A Câmara Municipal da Marinha Grande reuniu com responsáveis da CEFAMOL – Associação Nacional da Indústria de Moldes e do ISDOM – Instituto Superior Dom Dinis, nos dias 26 e 27 de julho, para conhecer as propostas para as soluções de decoração das novas rotundas na Estrada do Guilherme.

 

As propostas foram desenvolvidas por docentes e alunos do curso de Design daquela instituição de ensino superior da Marinha Grande, ao abrigo do protocolo de colaboração existente entre a autarquia e o ISDOM.

 

O repto foi lançado pela Câmara Municipal, para que fossem desenvolvidos estudos para o embelezamento das rotundas implantadas na Estrada do Guilherme, que constitui o principal acesso à Zona Industrial da Marinha Grande e assegura uma das principais ligações não só à Autoestrada A8 como a sul com a Maceira.

 

Foram dadas como premissas o facto de serem rotundas que se constituem como porta de entrada no concelho e de estarem localizadas numa área de grande dinamismo industrial, fortemente marcada pela existência de empresas de moldes.

 

Para um território que é atualmente um centro tecnológico de excelência essencialmente potenciado pela indústria de moldes, as criações fazem alusão inevitável a esse setor tão marcante na economia do concelho.

 

As propostas foram apreciadas pelo presidente Álvaro Pereira, pelo vice-presidente Paulo Vicente, por técnicas da Câmara e representantes da CEFAMOL, que elogiaram o resultado final.
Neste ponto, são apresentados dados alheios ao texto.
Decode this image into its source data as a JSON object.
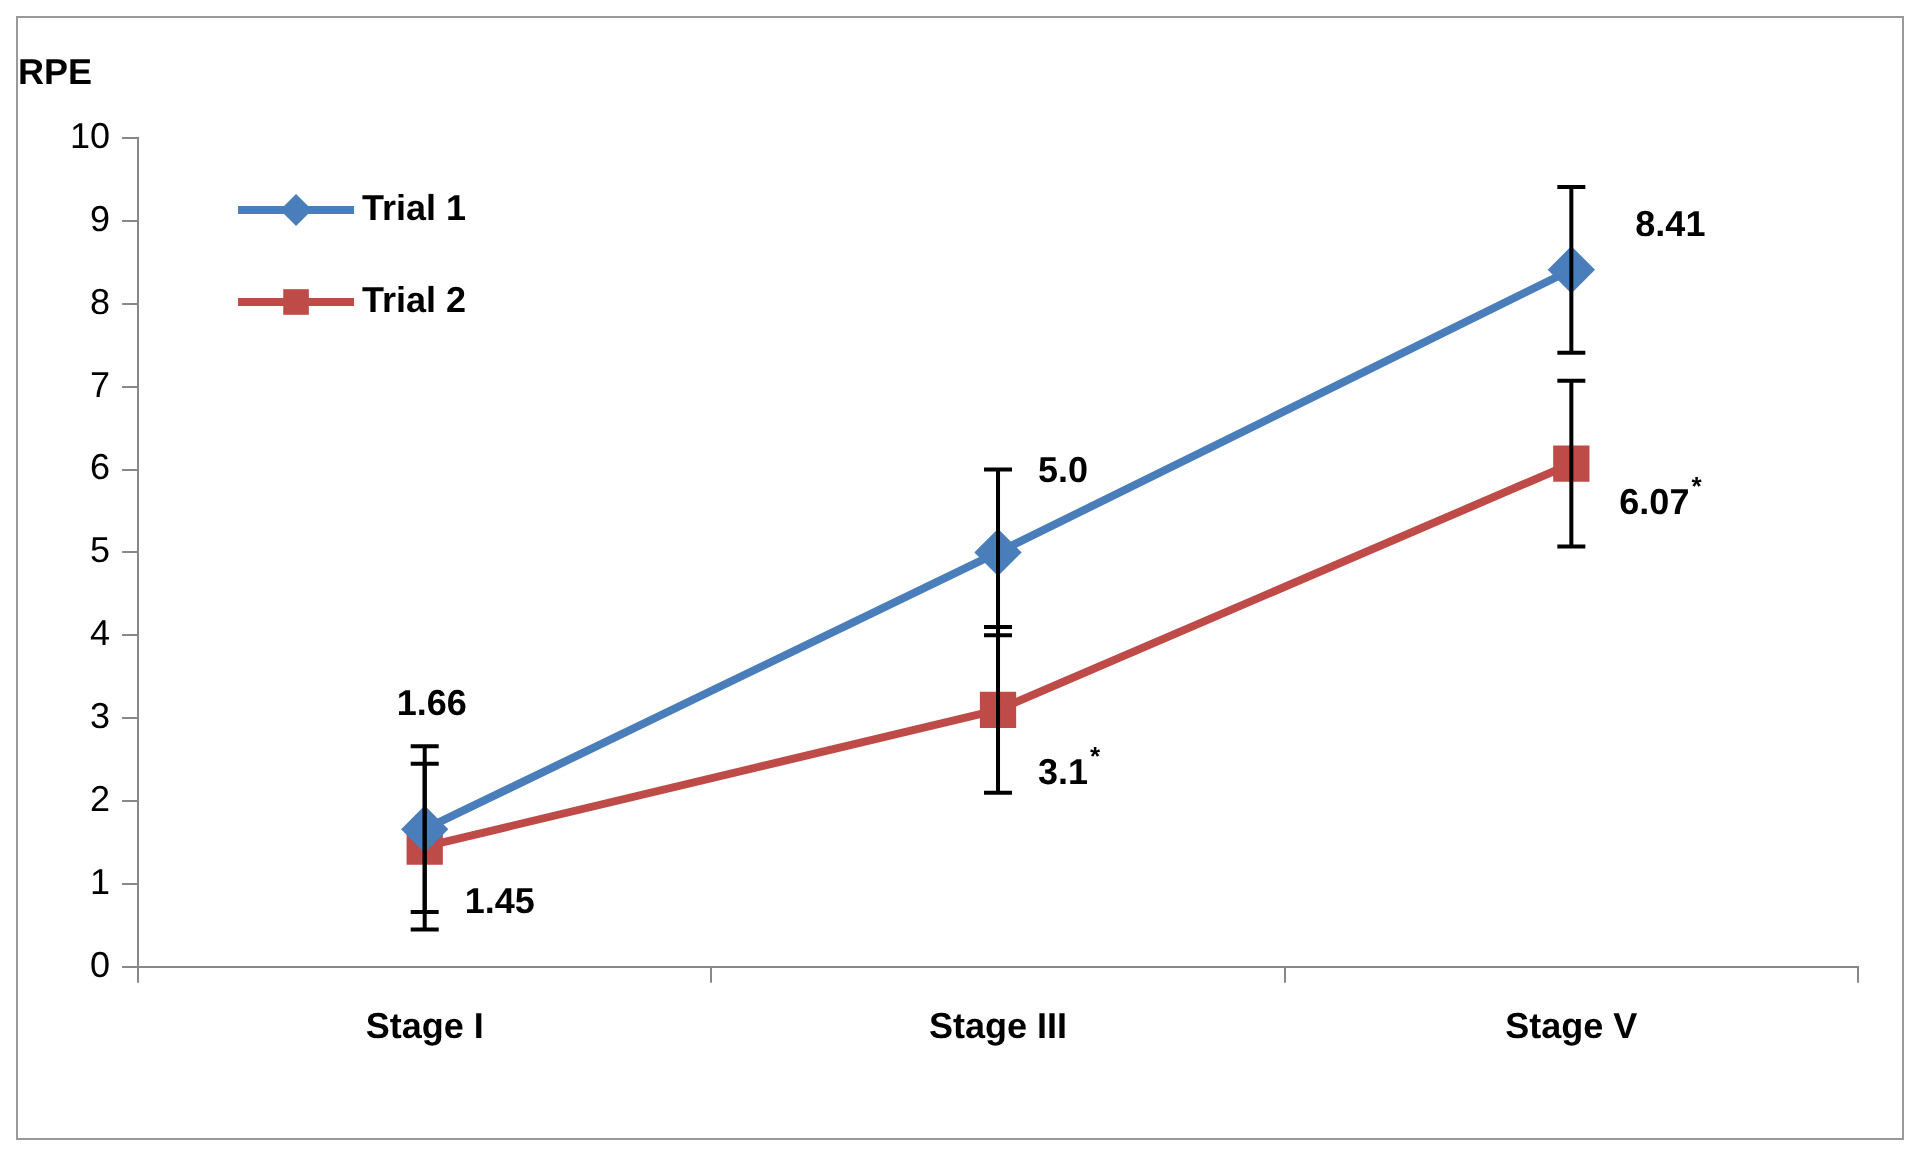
{
  "chart_data": {
    "type": "line",
    "ylabel": "RPE",
    "categories": [
      "Stage I",
      "Stage III",
      "Stage V"
    ],
    "series": [
      {
        "name": "Trial 1",
        "color": "#4a7ebb",
        "marker": "diamond",
        "values": [
          1.66,
          5.0,
          8.41
        ],
        "errors": [
          1,
          1,
          1
        ],
        "value_labels": [
          "1.66",
          "5.0",
          "8.41"
        ]
      },
      {
        "name": "Trial 2",
        "color": "#be4b48",
        "marker": "square",
        "values": [
          1.45,
          3.1,
          6.07
        ],
        "errors": [
          1,
          1,
          1
        ],
        "value_labels": [
          "1.45",
          "3.1$^{*}$",
          "6.07$^{*}$"
        ]
      }
    ],
    "ylim": [
      0,
      10
    ],
    "yticks": [
      0,
      1,
      2,
      3,
      4,
      5,
      6,
      7,
      8,
      9,
      10
    ],
    "grid": false,
    "legend": "top left"
  }
}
Entre os trabalhos apresentados, foram selecionados três projetos com vista à sua execução.

 

Recorde-se que, segundo dados da CEFAMOL, “Portugal ocupa um lugar cimeiro, a nível mundial, no âmbito da indústria de moldes para plásticos”. Cada vez mais, grandes multinacionais (indústria automóvel, embalagem, eletrónica/telecomunicações, eletrodomésticos, etc.) selecionam empresas nacionais para o fabrico dos seus moldes, destinados a alguns dos melhores produtos de grandes marcas internacionais.

 

A sua escolha baseia-se na “perícia e experiência dos fabricantes de moldes portugueses, ao nível das normas de qualidade, assistência técnica, prazos de entrega, preços praticados e capacidade tecnológica”.